The Unquiet Bones is the first in a medieval mystery series featuring the adventures of Hugh of Single, surgeon. He’s recently completed his training as a surgeon, and moved to the town of Bampton to practice his trade. When the remains of a young woman turn up in a cesspit, Hugh is called in for his medical expertise; and later, to solve the mystery. He does a fairly substatioal amount of legwork on his journey, trading services rendered for information along the way.

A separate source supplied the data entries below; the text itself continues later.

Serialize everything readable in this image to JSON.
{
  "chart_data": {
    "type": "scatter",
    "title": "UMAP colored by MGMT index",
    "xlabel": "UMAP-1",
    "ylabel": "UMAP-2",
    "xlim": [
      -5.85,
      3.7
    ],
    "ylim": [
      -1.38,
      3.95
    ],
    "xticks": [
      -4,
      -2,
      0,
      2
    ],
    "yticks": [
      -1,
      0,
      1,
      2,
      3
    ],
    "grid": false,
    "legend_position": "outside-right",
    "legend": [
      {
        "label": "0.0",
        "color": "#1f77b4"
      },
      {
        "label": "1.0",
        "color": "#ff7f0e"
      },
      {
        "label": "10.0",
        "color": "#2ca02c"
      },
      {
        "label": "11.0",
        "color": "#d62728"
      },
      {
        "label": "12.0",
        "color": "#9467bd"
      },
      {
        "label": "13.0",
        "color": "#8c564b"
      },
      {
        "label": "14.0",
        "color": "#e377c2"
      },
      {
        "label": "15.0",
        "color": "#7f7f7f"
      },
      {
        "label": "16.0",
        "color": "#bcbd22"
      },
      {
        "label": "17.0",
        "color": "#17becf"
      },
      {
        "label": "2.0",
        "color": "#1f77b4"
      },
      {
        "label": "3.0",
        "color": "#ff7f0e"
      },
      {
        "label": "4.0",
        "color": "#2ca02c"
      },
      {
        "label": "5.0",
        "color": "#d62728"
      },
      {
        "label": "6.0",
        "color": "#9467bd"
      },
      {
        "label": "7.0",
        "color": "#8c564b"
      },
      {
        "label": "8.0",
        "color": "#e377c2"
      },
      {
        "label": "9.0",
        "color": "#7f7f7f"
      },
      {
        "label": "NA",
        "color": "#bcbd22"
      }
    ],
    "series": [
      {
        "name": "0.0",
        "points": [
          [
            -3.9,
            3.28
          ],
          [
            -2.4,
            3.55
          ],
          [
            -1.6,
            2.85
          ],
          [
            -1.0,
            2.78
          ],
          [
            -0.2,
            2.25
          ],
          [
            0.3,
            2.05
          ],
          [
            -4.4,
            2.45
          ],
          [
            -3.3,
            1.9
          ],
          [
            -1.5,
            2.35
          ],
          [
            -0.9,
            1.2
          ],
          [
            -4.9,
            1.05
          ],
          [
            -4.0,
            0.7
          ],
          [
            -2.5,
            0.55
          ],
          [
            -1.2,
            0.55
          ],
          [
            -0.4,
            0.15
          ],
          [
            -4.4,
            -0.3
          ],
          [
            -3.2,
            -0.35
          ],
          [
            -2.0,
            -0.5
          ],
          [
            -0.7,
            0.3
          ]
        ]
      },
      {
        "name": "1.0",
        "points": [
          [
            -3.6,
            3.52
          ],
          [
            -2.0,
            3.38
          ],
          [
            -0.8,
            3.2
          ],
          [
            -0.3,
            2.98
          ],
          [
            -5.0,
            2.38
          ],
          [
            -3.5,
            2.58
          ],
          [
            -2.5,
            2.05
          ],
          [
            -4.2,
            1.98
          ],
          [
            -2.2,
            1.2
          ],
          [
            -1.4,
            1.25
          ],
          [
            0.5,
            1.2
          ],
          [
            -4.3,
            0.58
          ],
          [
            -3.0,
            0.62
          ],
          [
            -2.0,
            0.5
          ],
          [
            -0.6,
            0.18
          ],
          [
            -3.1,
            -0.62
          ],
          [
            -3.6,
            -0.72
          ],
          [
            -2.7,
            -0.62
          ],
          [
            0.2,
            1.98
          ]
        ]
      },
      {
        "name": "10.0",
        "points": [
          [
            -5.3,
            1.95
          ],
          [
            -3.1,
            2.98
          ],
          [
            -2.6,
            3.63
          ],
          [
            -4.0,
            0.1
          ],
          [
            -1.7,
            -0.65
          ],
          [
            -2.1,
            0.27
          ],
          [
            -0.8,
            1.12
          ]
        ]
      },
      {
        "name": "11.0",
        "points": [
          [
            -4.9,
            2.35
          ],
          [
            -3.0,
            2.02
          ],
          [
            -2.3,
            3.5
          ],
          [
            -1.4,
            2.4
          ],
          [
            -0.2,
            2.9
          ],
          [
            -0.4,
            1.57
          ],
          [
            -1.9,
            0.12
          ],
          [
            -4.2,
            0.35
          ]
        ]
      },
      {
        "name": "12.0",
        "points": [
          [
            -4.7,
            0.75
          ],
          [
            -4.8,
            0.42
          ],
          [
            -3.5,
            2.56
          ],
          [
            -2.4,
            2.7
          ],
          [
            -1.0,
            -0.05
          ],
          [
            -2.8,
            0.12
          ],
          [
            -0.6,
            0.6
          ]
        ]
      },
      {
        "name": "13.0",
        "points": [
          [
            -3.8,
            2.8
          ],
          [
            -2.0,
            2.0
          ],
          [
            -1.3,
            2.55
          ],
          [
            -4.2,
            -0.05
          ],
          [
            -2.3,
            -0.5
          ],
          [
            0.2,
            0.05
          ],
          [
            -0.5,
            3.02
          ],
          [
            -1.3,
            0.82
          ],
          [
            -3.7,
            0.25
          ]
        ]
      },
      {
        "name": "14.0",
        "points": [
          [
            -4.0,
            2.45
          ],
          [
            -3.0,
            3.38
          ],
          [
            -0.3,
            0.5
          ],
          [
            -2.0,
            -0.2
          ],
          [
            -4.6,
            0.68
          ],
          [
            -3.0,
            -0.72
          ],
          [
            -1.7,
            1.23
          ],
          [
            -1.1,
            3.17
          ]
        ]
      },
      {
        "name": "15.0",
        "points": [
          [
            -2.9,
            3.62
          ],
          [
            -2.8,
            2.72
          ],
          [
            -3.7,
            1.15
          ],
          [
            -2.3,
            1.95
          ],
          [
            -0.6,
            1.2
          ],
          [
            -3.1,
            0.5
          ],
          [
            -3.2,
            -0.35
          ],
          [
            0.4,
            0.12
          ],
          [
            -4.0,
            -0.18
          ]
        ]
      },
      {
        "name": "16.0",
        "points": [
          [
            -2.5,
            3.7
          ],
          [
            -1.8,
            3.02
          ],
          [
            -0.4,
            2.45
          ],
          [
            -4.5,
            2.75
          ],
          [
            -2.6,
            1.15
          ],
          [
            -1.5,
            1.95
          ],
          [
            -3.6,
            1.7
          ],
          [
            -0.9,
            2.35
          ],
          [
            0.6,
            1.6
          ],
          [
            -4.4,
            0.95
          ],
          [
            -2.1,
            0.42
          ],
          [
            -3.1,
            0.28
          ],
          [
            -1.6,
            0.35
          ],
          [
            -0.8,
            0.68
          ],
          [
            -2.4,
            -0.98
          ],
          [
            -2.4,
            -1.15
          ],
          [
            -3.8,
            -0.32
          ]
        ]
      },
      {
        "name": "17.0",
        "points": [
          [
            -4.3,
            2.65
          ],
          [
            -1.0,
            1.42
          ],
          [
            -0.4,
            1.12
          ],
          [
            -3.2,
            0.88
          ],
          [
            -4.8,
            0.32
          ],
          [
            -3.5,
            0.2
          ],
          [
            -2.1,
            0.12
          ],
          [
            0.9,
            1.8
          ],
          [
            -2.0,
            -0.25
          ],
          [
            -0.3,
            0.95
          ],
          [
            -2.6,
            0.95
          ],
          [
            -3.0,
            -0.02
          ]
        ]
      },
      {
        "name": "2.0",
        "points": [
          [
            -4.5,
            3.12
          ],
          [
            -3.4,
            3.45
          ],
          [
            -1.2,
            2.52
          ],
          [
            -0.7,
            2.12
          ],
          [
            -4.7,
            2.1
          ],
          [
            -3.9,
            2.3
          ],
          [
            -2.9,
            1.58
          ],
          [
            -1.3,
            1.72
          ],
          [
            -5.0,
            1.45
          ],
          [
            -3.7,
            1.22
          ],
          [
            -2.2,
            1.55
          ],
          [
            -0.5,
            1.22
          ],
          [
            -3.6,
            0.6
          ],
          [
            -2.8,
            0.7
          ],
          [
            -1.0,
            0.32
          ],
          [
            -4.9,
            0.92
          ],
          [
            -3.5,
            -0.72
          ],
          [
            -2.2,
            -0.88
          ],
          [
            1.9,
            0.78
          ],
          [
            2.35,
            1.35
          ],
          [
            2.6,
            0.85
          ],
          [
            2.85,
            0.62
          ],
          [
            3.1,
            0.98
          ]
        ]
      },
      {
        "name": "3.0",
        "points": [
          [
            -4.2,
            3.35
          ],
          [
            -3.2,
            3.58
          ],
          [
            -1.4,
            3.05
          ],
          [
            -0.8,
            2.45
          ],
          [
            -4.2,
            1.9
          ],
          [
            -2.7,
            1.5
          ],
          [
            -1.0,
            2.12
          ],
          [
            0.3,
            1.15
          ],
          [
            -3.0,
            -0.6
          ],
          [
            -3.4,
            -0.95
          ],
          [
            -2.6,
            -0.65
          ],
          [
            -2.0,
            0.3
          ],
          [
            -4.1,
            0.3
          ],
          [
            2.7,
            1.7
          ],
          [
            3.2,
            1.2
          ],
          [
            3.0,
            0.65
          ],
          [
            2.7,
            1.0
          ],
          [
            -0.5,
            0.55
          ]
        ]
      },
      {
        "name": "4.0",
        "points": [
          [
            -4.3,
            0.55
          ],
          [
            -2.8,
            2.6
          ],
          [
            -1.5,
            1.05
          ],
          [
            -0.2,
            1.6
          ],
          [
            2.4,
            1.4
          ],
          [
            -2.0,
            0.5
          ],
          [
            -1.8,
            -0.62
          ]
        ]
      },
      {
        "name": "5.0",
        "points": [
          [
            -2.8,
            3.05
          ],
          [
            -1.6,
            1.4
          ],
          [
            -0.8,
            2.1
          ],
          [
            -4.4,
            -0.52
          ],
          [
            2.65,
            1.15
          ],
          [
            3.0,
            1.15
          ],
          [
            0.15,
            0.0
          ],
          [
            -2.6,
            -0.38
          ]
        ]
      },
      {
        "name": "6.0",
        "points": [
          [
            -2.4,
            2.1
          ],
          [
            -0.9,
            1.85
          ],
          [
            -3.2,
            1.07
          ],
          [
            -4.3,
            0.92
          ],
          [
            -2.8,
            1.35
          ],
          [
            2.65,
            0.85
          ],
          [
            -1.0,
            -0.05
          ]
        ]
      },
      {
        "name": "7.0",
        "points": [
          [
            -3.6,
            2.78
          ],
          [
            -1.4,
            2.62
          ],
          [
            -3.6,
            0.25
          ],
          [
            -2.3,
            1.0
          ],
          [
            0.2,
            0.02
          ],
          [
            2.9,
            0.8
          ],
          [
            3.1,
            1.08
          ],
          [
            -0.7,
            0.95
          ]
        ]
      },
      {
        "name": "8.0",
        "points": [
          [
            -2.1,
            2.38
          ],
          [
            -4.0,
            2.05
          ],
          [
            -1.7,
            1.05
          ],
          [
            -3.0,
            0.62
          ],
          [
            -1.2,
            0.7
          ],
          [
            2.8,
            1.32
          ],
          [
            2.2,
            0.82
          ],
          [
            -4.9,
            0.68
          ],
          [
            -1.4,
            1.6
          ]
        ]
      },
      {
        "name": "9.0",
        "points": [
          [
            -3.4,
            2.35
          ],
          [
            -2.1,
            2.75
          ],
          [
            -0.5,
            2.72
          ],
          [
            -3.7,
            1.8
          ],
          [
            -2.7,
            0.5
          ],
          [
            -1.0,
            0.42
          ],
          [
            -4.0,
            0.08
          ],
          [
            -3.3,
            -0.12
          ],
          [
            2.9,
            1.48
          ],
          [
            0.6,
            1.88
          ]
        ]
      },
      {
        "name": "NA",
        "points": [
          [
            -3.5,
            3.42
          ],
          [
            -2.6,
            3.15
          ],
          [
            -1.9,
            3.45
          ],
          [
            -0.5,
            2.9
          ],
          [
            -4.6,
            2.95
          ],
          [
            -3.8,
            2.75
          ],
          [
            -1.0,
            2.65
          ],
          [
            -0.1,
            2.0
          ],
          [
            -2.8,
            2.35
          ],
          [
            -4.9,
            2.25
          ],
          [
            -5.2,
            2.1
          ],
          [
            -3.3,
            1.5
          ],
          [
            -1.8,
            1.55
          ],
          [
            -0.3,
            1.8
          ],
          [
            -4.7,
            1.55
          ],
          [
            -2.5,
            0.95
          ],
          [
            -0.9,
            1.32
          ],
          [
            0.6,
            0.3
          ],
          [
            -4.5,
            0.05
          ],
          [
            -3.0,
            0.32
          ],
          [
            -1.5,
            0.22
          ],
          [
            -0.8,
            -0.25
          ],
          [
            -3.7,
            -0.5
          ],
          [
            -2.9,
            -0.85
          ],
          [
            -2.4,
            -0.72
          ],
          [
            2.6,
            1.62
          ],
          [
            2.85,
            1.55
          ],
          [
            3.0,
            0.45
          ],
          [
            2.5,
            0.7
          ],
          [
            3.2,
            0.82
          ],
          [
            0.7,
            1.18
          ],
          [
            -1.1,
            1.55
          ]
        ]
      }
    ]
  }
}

It’s an interesting plot, and there’s a fairly good and unexpected twist about two-thirds of the way through. Starr is technically not the most skilled of writers, but he gives his readers a very detailed picture of a town and its people during the 1360s. Hugh is a bit bland as a main character, and I’d like to see him develop a bit more as the series progresses. The potential romance wasn’t as quite as fleshed out as I thought it should be. I wasn’t quite sure about Hugh as a narrator; it wasn’t quite clear who he’s writing these chronicles for, or why. The accents various characters use are a bit confusing, too; I'm not an expert on English accents, but it sounds as though the author used different regional accents as though he thought that that would make the characters seem more authentic. And I wasn't entirely certain that I liked the John Wyclif bits; he seemed to be thrown into the book unnecessarily, without adding much to the plot. The book took a while to get off the ground—the author starts with this great opening, then spends three chapters talking about various procedures he’s done and how he came to know Sir Gilbert. I suppose much of that information is necessary to know more about the main character, but it took me out of the flow of the story for a moment.

However, I did enjoy the plot twist that I mentioned above, and the descriptions of medieval medicine are excellent. The author has clearly done his research and is passionate about his subject. The book is plotted and paced well, and Hugh’s inquiries into the death of the young woman in the cesspit are realistic. I look forward to reading more of his adventures. The book uses a number of medieval terms, which are easily explained by the glossary in the front of the novel (also, you have to love the cover, which depicts a medieval orthotic device for the foot. Imagine wearing that thing!).